Fen le dio las gracias, y a continuación se entregó a nuevos ejercicios de estéril sociabilidad. Veinte minutos después, mientras le estaba explicando la trama de una historia de detectives a un padre perplejo que no había podido asistir a la ceremonia y que evidentemente lo tomó por un miembro más del profesorado, alguien le interrumpió con unos ligeros golpecitos en el brazo. Al darse la vuelta, vio a una guapa y rolliza joven de unos dieciséis años cuya indumentaria y aspecto revelaban una decidida determinación para parecer mayor de lo que era.
—Es usted el profesor Fen, ¿verdad? —le dijo. En ese momento, el padre aturdido, aprovechando su oportunidad, murmuró algo inaudible y desapareció subrepticiamente. Fen asintió—. He visto su foto en los periódicos —añadió la joven—, y he seguido todos sus casos.

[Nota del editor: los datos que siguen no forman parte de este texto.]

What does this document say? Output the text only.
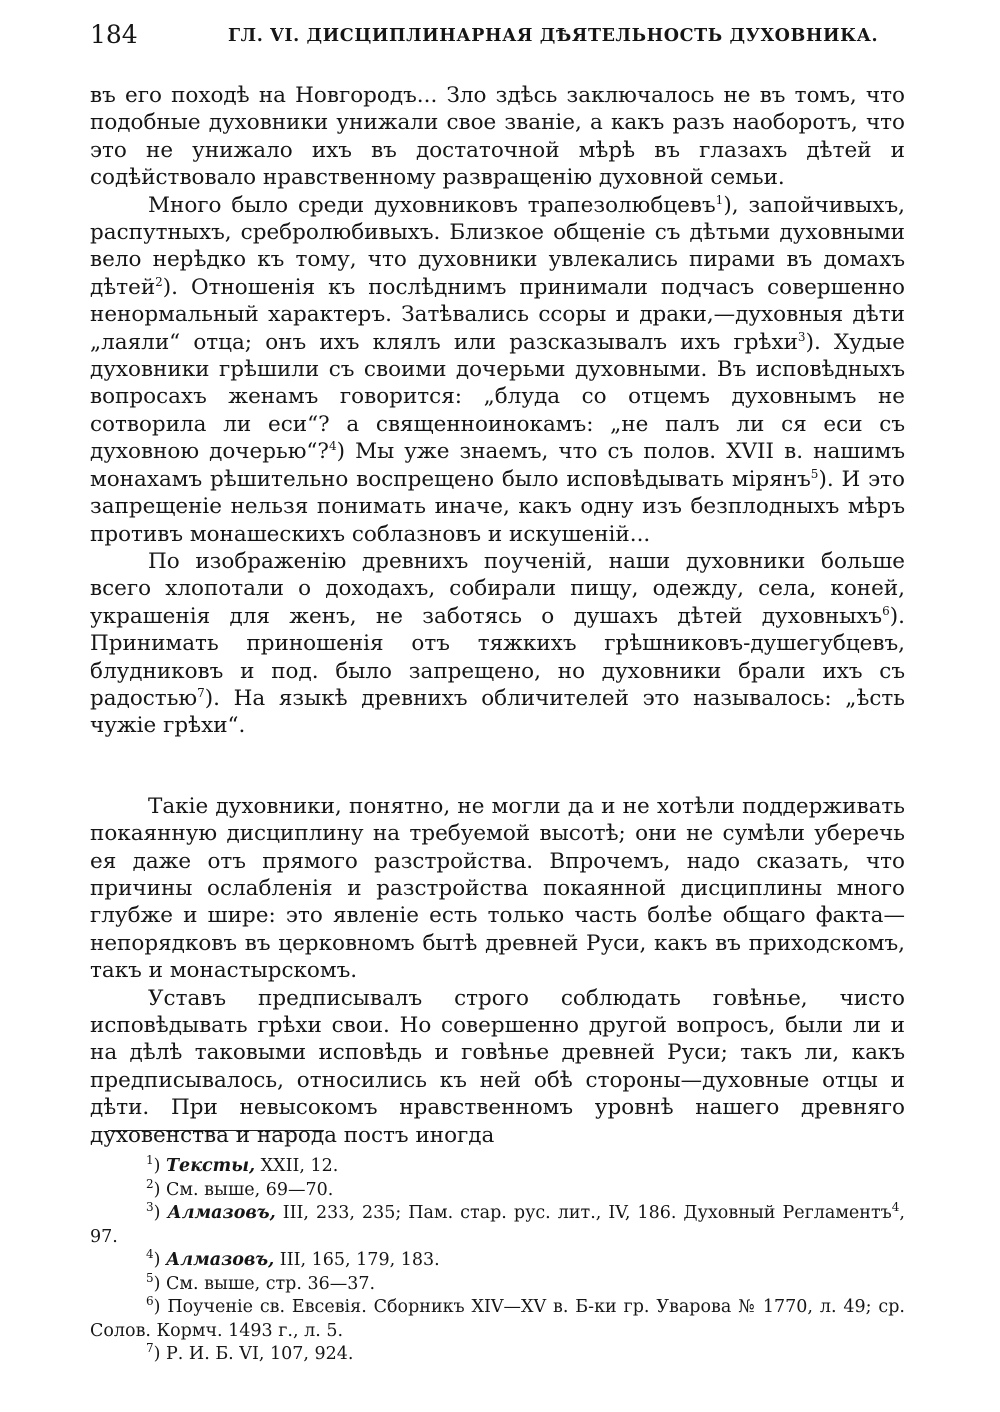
184	ГЛ. VI. ДИСЦИПЛИНАРНАЯ ДѢЯТЕЛЬНОСТЬ ДУХОВНИКА.

въ его походѣ на Новгородъ... Зло здѣсь заключалось не въ томъ, что подобные духовники унижали свое званіе, а какъ разъ наоборотъ, что это не унижало ихъ въ достаточной мѣрѣ въ глазахъ дѣтей и содѣйствовало нравственному развращенію духовной семьи.

Много было среди духовниковъ трапезолюбцевъ$^1$), запойчивыхъ, распутныхъ, сребролюбивыхъ. Близкое общеніе съ дѣтьми духовными вело нерѣдко къ тому, что духовники увлекались пирами въ домахъ дѣтей$^2$). Отношенія къ послѣднимъ принимали подчасъ совершенно ненормальный характеръ. Затѣвались ссоры и драки,—духовныя дѣти „лаяли“ отца; онъ ихъ клялъ или разсказывалъ ихъ грѣхи$^3$). Худые духовники грѣшили съ своими дочерьми духовными. Въ исповѣдныхъ вопросахъ женамъ говорится: „блуда со отцемъ духовнымъ не сотворила ли еси“? а священноинокамъ: „не палъ ли ся еси съ духовною дочерью“?$^4$) Мы уже знаемъ, что съ полов. XVII в. нашимъ монахамъ рѣшительно воспрещено было исповѣдывать мірянъ$^5$). И это запрещеніе нельзя понимать иначе, какъ одну изъ безплодныхъ мѣръ противъ монашескихъ соблазновъ и искушеній...

По изображенію древнихъ поученій, наши духовники больше всего хлопотали о доходахъ, собирали пищу, одежду, села, коней, украшенія для женъ, не заботясь о душахъ дѣтей духовныхъ$^6$). Принимать приношенія отъ тяжкихъ грѣшниковъ-душегубцевъ, блудниковъ и под. было запрещено, но духовники брали ихъ съ радостью$^7$). На языкѣ древнихъ обличителей это называлось: „ѣсть чужіе грѣхи“.

Такіе духовники, понятно, не могли да и не хотѣли поддерживать покаянную дисциплину на требуемой высотѣ; они не сумѣли уберечь ея даже отъ прямого разстройства. Впрочемъ, надо сказать, что причины ослабленія и разстройства покаянной дисциплины много глубже и шире: это явленіе есть только часть болѣе общаго факта—непорядковъ въ церковномъ бытѣ древней Руси, какъ въ приходскомъ, такъ и монастырскомъ.

Уставъ предписывалъ строго соблюдать говѣнье, чисто исповѣдывать грѣхи свои. Но совершенно другой вопросъ, были ли и на дѣлѣ таковыми исповѣдь и говѣнье древней Руси; такъ ли, какъ предписывалось, относились къ ней обѣ стороны—духовные отцы и дѣти. При невысокомъ нравственномъ уровнѣ нашего древняго духовенства и народа постъ иногда

$^1$) Тексты, XXII, 12.

$^2$) См. выше, 69—70.

$^3$) Алмазовъ, III, 233, 235; Пам. стар. рус. лит., IV, 186. Духовный Регламентъ$^4$, 97.

$^4$) Алмазовъ, III, 165, 179, 183.

$^5$) См. выше, стр. 36—37.

$^6$) Поученіе св. Евсевія. Сборникъ XIV—XV в. Б-ки гр. Уварова № 1770, л. 49; ср. Солов. Кормч. 1493 г., л. 5.

$^7$) Р. И. Б. VI, 107, 924.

—¡Ah! ¡Excelente! —exclamó Fen, encantado—. Eso es más de lo que los lectores de ese tal Crispin pueden decir. Y dígame, señorita, ¿puedo ayudarte de algún modo?
—Soy Elspeth Murdoch —explicó la joven, y le dio la mano—. Estudio en el Instituto Castrevenford para chicas. —Se detuvo entonces, en un gesto muy teatral—. No sé si puede usted ayudarme, pero creo que yo sí puedo ayudarle a usted. Puedo decirle cómo puede usted encontrar a Brenda Boyce.